At about 130am last night, my phone rang. Someone I had been exchanging messages with on another gay dating site for a week decided to call, finally. After a short chat, I turned on the light, got changed and rode to his weekly apartment, a sort of apartment for short term rental from several weeks to few months. And in my case, four months to be exact.
Before leaving my apartment, I decided to put on a jacket. It wasn't that cold, but since I was stirred from my sleep which I'd gotten into just hours before and at 37 years old, I wouldn't want to take any risk and catch a cold. At 2am, I arrived at his doorstep. Three hours, an ejaculation and a massive amount of nipple play later, I was back in my apartment at 530 in the morning, but not before taking the wrong turn and ended up in an almost dark and empty alley which took me an extra 5 minutes to get back on the right track.
I showered, slept and woke up two and a half hour later to go to work. After work, I bought a new 5-piece futon set for the apartment I was moving into, schlepped it all the way there, did some groceries shopping, made myself some yakisoba, chatted with a sexy Australian on skype, took a nap and woke up feeling extremely hungry and realized I am no longer young -- every old bones I have felt as if they were dislocating in me.

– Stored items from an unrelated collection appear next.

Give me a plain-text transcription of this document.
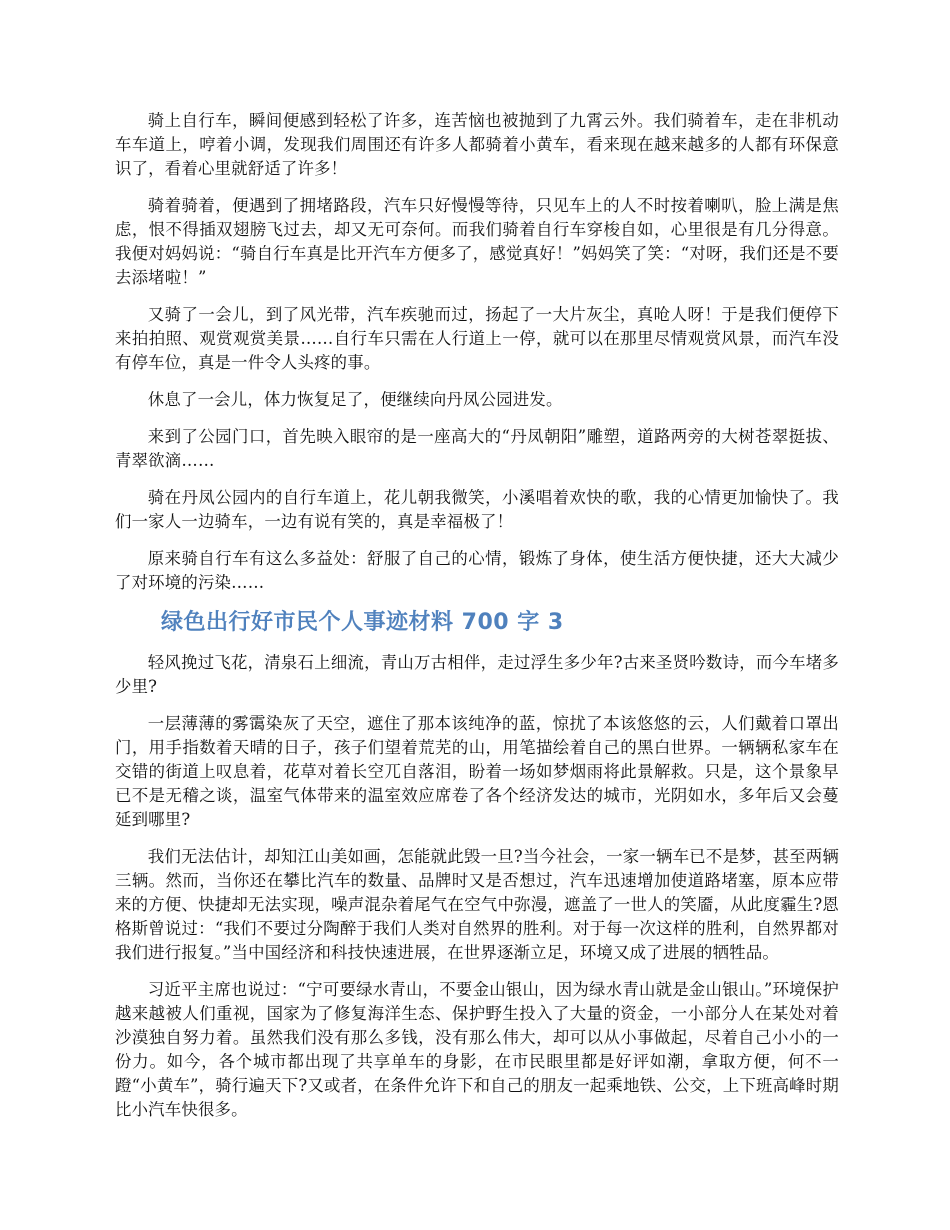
骑上自行车，瞬间便感到轻松了许多，连苦恼也被抛到了九霄云外。我们骑着车，走在非机动车车道上，哼着小调，发现我们周围还有许多人都骑着小黄车，看来现在越来越多的人都有环保意识了，看着心里就舒适了许多！

骑着骑着，便遇到了拥堵路段，汽车只好慢慢等待，只见车上的人不时按着喇叭，脸上满是焦虑，恨不得插双翅膀飞过去，却又无可奈何。而我们骑着自行车穿梭自如，心里很是有几分得意。我便对妈妈说：“骑自行车真是比开汽车方便多了，感觉真好！”妈妈笑了笑：“对呀，我们还是不要去添堵啦！”

又骑了一会儿，到了风光带，汽车疾驰而过，扬起了一大片灰尘，真呛人呀！于是我们便停下来拍拍照、观赏观赏美景……自行车只需在人行道上一停，就可以在那里尽情观赏风景，而汽车没有停车位，真是一件令人头疼的事。

休息了一会儿，体力恢复足了，便继续向丹凤公园进发。

来到了公园门口，首先映入眼帘的是一座高大的“丹凤朝阳”雕塑，道路两旁的大树苍翠挺拔、青翠欲滴……

骑在丹凤公园内的自行车道上，花儿朝我微笑，小溪唱着欢快的歌，我的心情更加愉快了。我们一家人一边骑车，一边有说有笑的，真是幸福极了！

原来骑自行车有这么多益处：舒服了自己的心情，锻炼了身体，使生活方便快捷，还大大减少了对环境的污染……

绿色出行好市民个人事迹材料 700 字 3

轻风挽过飞花，清泉石上细流，青山万古相伴，走过浮生多少年?古来圣贤吟数诗，而今车堵多少里?

一层薄薄的雾霭染灰了天空，遮住了那本该纯净的蓝，惊扰了本该悠悠的云，人们戴着口罩出门，用手指数着天晴的日子，孩子们望着荒芜的山，用笔描绘着自己的黑白世界。一辆辆私家车在交错的街道上叹息着，花草对着长空兀自落泪，盼着一场如梦烟雨将此景解救。只是，这个景象早已不是无稽之谈，温室气体带来的温室效应席卷了各个经济发达的城市，光阴如水，多年后又会蔓延到哪里?

我们无法估计，却知江山美如画，怎能就此毁一旦?当今社会，一家一辆车已不是梦，甚至两辆三辆。然而，当你还在攀比汽车的数量、品牌时又是否想过，汽车迅速增加使道路堵塞，原本应带来的方便、快捷却无法实现，噪声混杂着尾气在空气中弥漫，遮盖了一世人的笑靥，从此度霾生?恩格斯曾说过：“我们不要过分陶醉于我们人类对自然界的胜利。对于每一次这样的胜利，自然界都对我们进行报复。”当中国经济和科技快速进展，在世界逐渐立足，环境又成了进展的牺牲品。

习近平主席也说过：“宁可要绿水青山，不要金山银山，因为绿水青山就是金山银山。”环境保护越来越被人们重视，国家为了修复海洋生态、保护野生投入了大量的资金，一小部分人在某处对着沙漠独自努力着。虽然我们没有那么多钱，没有那么伟大，却可以从小事做起，尽着自己小小的一份力。如今，各个城市都出现了共享单车的身影，在市民眼里都是好评如潮，拿取方便，何不一蹬“小黄车”，骑行遍天下?又或者，在条件允许下和自己的朋友一起乘地铁、公交，上下班高峰时期比小汽车快很多。
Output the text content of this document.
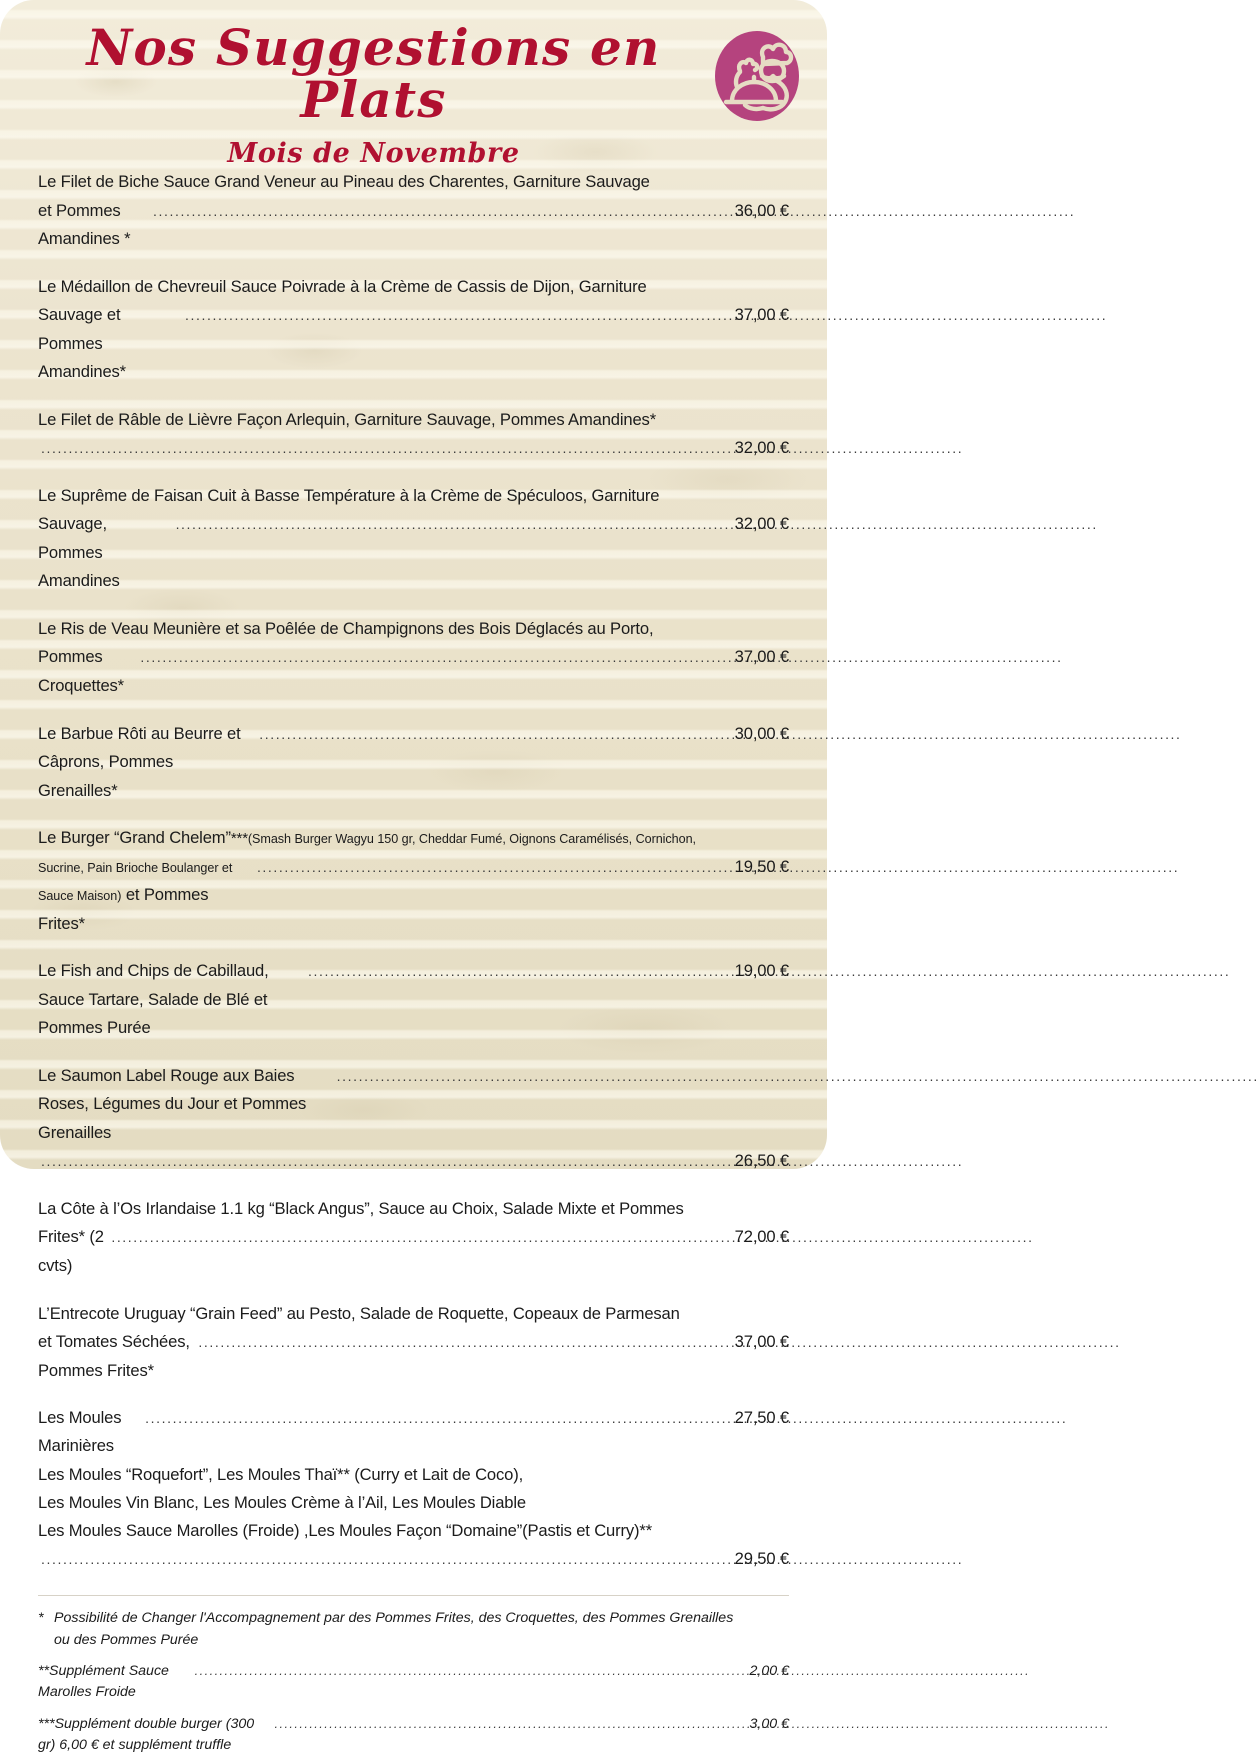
Nos Suggestions en Plats
Mois de Novembre
Le Filet de Biche Sauce Grand Veneur au Pineau des Charentes, Garniture Sauvage
et Pommes Amandines *
.....
36,00 €
Le Médaillon de Chevreuil Sauce Poivrade à la Crème de Cassis de Dijon, Garniture
Sauvage et Pommes Amandines*
.....
37,00 €
Le Filet de Râble de Lièvre Façon Arlequin, Garniture Sauvage, Pommes Amandines*
.....
32,00 €
Le Suprême de Faisan Cuit à Basse Température à la Crème de Spéculoos, Garniture
Sauvage, Pommes Amandines
.....
32,00 €
Le Ris de Veau Meunière et sa Poêlée de Champignons des Bois Déglacés au Porto,
Pommes Croquettes*
.....
37,00 €
Le Barbue Rôti au Beurre et Câprons, Pommes Grenailles*
.....
30,00 €
Le Burger “Grand Chelem”***(Smash Burger Wagyu 150 gr, Cheddar Fumé, Oignons Caramélisés, Cornichon,
Sucrine, Pain Brioche Boulanger et Sauce Maison) et Pommes Frites*
.....
19,50 €
Le Fish and Chips de Cabillaud, Sauce Tartare, Salade de Blé et Pommes Purée
.....
19,00 €
Le Saumon Label Rouge aux Baies Roses, Légumes du Jour et Pommes Grenailles
.....
.....
26,50 €
La Côte à l’Os Irlandaise 1.1 kg “Black Angus”, Sauce au Choix, Salade Mixte et Pommes
Frites* (2 cvts)
.....
72,00 €
L’Entrecote Uruguay “Grain Feed” au Pesto, Salade de Roquette, Copeaux de Parmesan
et Tomates Séchées, Pommes Frites*
.....
37,00 €
Les Moules Marinières
.....
27,50 €
Les Moules “Roquefort”, Les Moules Thaï** (Curry et Lait de Coco),
Les Moules Vin Blanc, Les Moules Crème à l’Ail, Les Moules Diable
Les Moules Sauce Marolles (Froide) ,Les Moules Façon “Domaine”(Pastis et Curry)**
.....
29,50 €
* Possibilité de Changer l'Accompagnement par des Pommes Frites, des Croquettes, des Pommes Grenailles
ou des Pommes Purée
**Supplément Sauce Marolles Froide
.....
2,00 €
***Supplément double burger (300 gr) 6,00 € et supplément truffle
.....
3,00 €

Midnight/early morning sex is for the 20s. At 37, sex at a more civilized hour would be more age-appropriate and healthier. What happened last night was, like that Elton John's song, "a sad sad situation, and it's getting more and more absurd." I won't deny that I'd had a good time last night, especially when he and I were talking and cuddling up. But, somehow, leaving his apartment at dawn, I also felt a wad like some guy named, probably Ricky or Ethan, whom you suddenly decide to call up one night out of horniness, at Dial-A-Butt-Hole. I felt cheap. and what made it worse was I wasn't even getting paid. It was mutual, remember? And I thought: Is this what I am still gonna do -- running around in empty cold streets at 2 in the morning for sex -- when I turn 50? It made me feel even more pathetic. I should have waited until more adult hours.
My Australian friend related a few past incidences that had turned him into a better man that he is today -- less critical, less bitchy and more fun to be with. Maybe what happened last night was a good thing after all. It makes me realize the kind of man I would allow myself to age into -- someone who understands that delayed gratification is a sign of maturity, someone who will not be out in the dark searching for sex, and definitely not someone by the name of Ricky or Ethan.